If I have the integral: $\displaystyle\int_{0}^{\infty}t^{-\frac{1}{2}}e^{-t} dt$
Am I allowed to make the substitution $t=x^2$, because I am then not sure what the limits of integration would be as for $t$ positive $x$ could be negative or positive?
Here are the conditions for making a substitution:
$\int_{y_0}^{y_1}f(y) dy = \int_{x_0}^{x_1}f(h(x))h'(x) dx$
if: 1. $f : [y_0, y_1] → R$ is continuous on $[y_0, y_1]$,
note that this doesn't actually mean that h has to be bijective.
By taking limits you can extend this to improper integrals with infinities in the limits.
Also if you can satisfy the conditions 1 and 2 above but $h(x_0)=y_1$ and $h(x_1)=y_0$ ($y_1 > y_0$) you can fiddle about and show that you still $\int_{y_0}^{y_1}f(y) dy = \int_{x_0}^{x_1}f(h(x))h'(x) dx$ (do this by subtituting with $h_2(x) = h(x_0 + x_1 - x)$ which does satisfy the conditions above).

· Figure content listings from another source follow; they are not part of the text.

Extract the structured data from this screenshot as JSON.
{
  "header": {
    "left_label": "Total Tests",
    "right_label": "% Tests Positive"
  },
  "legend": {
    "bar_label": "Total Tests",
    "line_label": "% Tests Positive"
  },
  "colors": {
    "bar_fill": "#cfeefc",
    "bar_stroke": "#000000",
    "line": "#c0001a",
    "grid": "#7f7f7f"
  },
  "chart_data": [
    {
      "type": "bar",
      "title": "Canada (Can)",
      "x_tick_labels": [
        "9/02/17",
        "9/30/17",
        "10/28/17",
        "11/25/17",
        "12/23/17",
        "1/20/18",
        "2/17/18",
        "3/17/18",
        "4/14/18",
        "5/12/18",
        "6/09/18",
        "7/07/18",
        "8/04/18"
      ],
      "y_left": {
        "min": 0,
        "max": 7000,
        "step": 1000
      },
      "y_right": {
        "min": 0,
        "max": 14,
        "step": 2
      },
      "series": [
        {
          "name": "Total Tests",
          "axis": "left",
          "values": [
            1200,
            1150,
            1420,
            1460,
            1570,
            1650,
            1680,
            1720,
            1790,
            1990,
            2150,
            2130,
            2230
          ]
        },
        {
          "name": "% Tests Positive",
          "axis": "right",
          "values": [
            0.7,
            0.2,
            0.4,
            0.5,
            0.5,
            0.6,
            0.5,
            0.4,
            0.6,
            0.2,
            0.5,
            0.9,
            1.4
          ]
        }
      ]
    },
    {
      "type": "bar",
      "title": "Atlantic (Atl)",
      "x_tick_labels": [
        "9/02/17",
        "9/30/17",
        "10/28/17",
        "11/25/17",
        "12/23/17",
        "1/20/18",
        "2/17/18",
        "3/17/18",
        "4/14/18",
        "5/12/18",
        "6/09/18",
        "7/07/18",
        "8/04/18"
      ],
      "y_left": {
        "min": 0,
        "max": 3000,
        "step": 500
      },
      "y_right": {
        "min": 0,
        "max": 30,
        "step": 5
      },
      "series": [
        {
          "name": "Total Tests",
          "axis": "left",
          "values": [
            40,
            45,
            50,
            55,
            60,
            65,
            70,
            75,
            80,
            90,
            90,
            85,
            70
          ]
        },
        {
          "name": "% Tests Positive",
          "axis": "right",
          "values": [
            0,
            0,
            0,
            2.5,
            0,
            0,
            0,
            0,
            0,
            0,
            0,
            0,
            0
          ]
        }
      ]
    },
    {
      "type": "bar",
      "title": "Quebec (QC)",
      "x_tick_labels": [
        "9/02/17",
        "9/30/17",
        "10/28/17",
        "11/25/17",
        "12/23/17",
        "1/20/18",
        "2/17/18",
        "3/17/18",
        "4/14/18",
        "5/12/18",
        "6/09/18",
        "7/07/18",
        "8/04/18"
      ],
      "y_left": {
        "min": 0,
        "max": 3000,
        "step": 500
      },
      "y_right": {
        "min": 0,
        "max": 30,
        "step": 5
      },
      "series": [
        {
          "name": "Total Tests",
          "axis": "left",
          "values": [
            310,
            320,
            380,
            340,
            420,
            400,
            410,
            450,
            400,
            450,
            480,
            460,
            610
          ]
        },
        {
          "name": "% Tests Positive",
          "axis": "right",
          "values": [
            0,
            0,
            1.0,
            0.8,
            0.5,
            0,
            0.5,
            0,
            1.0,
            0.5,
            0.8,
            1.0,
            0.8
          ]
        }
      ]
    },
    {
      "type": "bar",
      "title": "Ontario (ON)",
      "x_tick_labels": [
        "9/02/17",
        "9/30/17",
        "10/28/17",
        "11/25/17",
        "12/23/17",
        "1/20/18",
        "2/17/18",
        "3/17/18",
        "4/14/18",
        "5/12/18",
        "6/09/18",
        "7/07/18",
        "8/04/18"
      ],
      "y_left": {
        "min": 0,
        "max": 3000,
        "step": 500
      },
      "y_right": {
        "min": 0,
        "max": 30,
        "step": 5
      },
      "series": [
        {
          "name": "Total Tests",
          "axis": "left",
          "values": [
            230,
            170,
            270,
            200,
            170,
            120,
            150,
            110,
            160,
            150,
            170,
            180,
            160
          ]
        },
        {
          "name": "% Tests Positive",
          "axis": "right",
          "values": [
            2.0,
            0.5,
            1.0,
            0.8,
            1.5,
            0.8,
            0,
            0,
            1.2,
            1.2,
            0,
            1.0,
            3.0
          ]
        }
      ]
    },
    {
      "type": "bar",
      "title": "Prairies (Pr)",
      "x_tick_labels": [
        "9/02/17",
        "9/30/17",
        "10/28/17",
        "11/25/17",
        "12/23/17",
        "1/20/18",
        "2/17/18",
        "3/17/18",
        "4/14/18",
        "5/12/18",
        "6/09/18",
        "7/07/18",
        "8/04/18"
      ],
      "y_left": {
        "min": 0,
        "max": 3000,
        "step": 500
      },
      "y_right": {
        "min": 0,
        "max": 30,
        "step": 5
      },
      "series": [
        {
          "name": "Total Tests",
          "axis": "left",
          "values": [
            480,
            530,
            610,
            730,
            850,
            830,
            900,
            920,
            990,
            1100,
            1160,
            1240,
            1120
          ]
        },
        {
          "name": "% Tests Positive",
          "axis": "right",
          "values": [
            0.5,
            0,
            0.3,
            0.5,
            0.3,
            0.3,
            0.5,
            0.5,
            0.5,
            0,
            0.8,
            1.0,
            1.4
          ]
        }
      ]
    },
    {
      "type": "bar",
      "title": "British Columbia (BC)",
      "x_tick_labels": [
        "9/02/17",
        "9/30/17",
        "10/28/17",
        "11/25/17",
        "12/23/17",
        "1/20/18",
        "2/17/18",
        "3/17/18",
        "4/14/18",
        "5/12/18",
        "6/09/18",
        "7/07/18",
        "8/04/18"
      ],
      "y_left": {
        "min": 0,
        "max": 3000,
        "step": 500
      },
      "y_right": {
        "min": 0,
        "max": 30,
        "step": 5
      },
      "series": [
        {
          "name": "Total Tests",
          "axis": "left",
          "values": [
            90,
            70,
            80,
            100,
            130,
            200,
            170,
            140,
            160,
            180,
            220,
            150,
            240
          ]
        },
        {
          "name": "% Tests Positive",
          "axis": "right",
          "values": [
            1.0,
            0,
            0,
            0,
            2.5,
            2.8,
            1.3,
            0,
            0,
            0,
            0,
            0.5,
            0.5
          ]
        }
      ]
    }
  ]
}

So you can actually get it to work both ways,
In your case:
$t(x) = x^2$
$t((- \infty ,0]) = [0, \infty)$
$t'(x) = 2x$
$\int_{0}^{\infty}t^{-\frac{1}{2}}e^{-t} dt = \int_{0}^{-\infty}|x^{-1}|e^{-x^2}*2x dx = \int_{0}^{-\infty}-2e^{-x^2} dx$ (x<=0)
$=\int_{-\infty}^{0}2e^{-x^2} dx$
And you can see that this is going to be the same as $\int_{0}^{\infty}2e^{-x^2} dx$ which is what you get if you do it with the other choice of limits.
Hint. You may rather perform the change of variable $x=\sqrt{t}>0$, giving $dx=\frac{1}{2}t^{-\frac{1}{2}}dt$ to get $$ \int_{0}^{\infty}t^{-\frac{1}{2}}e^{-t} dt=2\int_{0}^{\infty}e^{-x^2} dx $$ then you may use the standard gaussian result.